Le Procès de Klaus Barbie : la « bête humaine » face à ses juges
2025-04-08
Auteur: Marie
Neuf minutes. Neuf minutes durant lesquelles Simone Lagrange partage son expérience traumatisante de l'arrestation, des tortures infligées, du transport terrifiant de Drancy à Auschwitz. « Nous sommes devenus des gens différents », témoigne-t-elle en décrivant l'existence concentrationnaire, la mort tragique de son père abattu par un soldat allemand. La clarté de son discours, enchevêtrée de douleur, rend les atrocités évoquées d'autant plus insupportables. Son témoignage lors du procès de Klaus Barbie, qui s'est tenu entre mai et juillet 1987, marque un tournant historique. Il s'agit du premier procès en France à juger des crimes « contre l'humanité », confrontant « le boucher de Lyon » aux souvenirs de ses victimes et contribuant ainsi à créer la mémoire collective de la Seconde Guerre mondiale.
Avec environ 800 journalistes présents, une salle des pas perdus transformée en cour d'assises, 40 avocats dont Jacques Vergès pour la défense, et quatre années d'instructions, cet événement a suscité l'attention internationale. Le nom de Klaus Barbie avait déjà circulé depuis des années, particulièrement en Amérique du Sud. Le couple Klarsfeld, pionniers dans la traque des nazis, l'y avait retrouvé. De plus, un journaliste français avait réussi à l’interviewer, l’amenant à parler même de Jean Moulin, torturé par Barbie en 1943. Alors en Bolivie, il se faisait appeler Klaus Altmann, se livrant à des activités d'instruction auprès de forces de sécurité locales sur la traque des opposants politiques.
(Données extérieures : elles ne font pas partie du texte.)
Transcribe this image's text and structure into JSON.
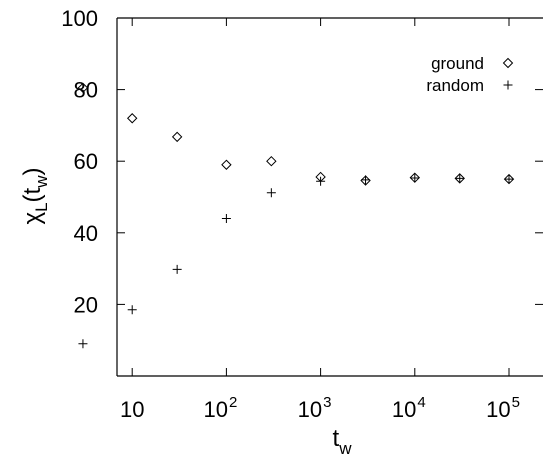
{
  "chart_data": {
    "type": "scatter",
    "title": "",
    "xlabel": {
      "base": "t",
      "sub": "w"
    },
    "ylabel": {
      "prefix": "χ",
      "sub1": "L",
      "mid": "(t",
      "sub2": "w",
      "suffix": ")"
    },
    "x_scale": "log",
    "xlim": [
      1,
      100000
    ],
    "ylim": [
      0,
      100
    ],
    "grid": false,
    "legend_position": "top-right",
    "x_ticks": [
      {
        "value": 10,
        "base": "10",
        "exp": ""
      },
      {
        "value": 100,
        "base": "10",
        "exp": "2"
      },
      {
        "value": 1000,
        "base": "10",
        "exp": "3"
      },
      {
        "value": 10000,
        "base": "10",
        "exp": "4"
      },
      {
        "value": 100000,
        "base": "10",
        "exp": "5"
      }
    ],
    "y_ticks": [
      {
        "value": 20,
        "label": "20"
      },
      {
        "value": 40,
        "label": "40"
      },
      {
        "value": 60,
        "label": "60"
      },
      {
        "value": 80,
        "label": "80"
      },
      {
        "value": 100,
        "label": "100"
      }
    ],
    "series": [
      {
        "name": "ground",
        "marker": "diamond",
        "color": "#000000",
        "points": [
          [
            3,
            80.5
          ],
          [
            10,
            72
          ],
          [
            30,
            66.8
          ],
          [
            100,
            59
          ],
          [
            300,
            60
          ],
          [
            1000,
            55.6
          ],
          [
            3000,
            54.6
          ],
          [
            10000,
            55.4
          ],
          [
            30000,
            55.2
          ],
          [
            100000,
            55
          ]
        ]
      },
      {
        "name": "random",
        "marker": "plus",
        "color": "#000000",
        "points": [
          [
            3,
            9
          ],
          [
            10,
            18.5
          ],
          [
            30,
            29.8
          ],
          [
            100,
            44
          ],
          [
            300,
            51.2
          ],
          [
            1000,
            54.4
          ],
          [
            3000,
            54.8
          ],
          [
            10000,
            55.3
          ],
          [
            30000,
            55.2
          ],
          [
            100000,
            55
          ]
        ]
      }
    ]
  }
}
L'absence de culpabilité de Klaus Barbie est frappante. Ancien chef de la Gestapo à Lyon, il menace les plaignants par sa simple présence, mais son arrestation en 1983 par Robert Badinter à la prison de Montluc a enfin permis que justice soit faite. Ce dernier, en tant que garde des Sceaux, a choisi de ne pas laisser le passé enterré, un choix que le président François Mitterrand a scruté avec des réserves, craignant de raviver d'anciennes blessures.
Les témoignages des rescapés, certains très âgés, s'accumulent lors du procès. Leurs voix, souvent étouffées par des décennies de silence, s'élèvent pour dénoncer les horreurs subies. Une femme témoigne avec indignation : « Il vit encore, un homme comme ça ! Alors que toute ma vie j’ai souffert. » Ces paroles résonnent dans la salle silencieuse, tandis que les regards des survivants cherchent une once de culpabilité dans ceux de l'accusé. Cependant, un rapport psychiatrique conclut : « Il n’exprime aucune remise en question. » Jacques Vergès, dans un acte de défi, cherche à disqualifier les témoignages pour défendre sa thèse que Barbie n’est qu’un « homme seul. » Pourtant, la réalité se révèle par un télex qui prouve la culpabilité de Barbie, ayant orchestré l'envoi à la mort d'enfants de la colonie de vacances d'Izieu en avril 1944.
Finalement, sa condamnation à la réclusion criminelle à perpétuité marque la fin d'un procès où, selon Alain Jakubowicz, « la justice a écrit l'histoire de notre pays. » Ce procès a jeté un éclairage sur les responsabilités individuelles dans les crimes contre l'humanité et a ouvert la voie à de futurs jugements, incitant les sociétés à ne jamais oublier son atrocité et à rester vigilantes face à l'oubli.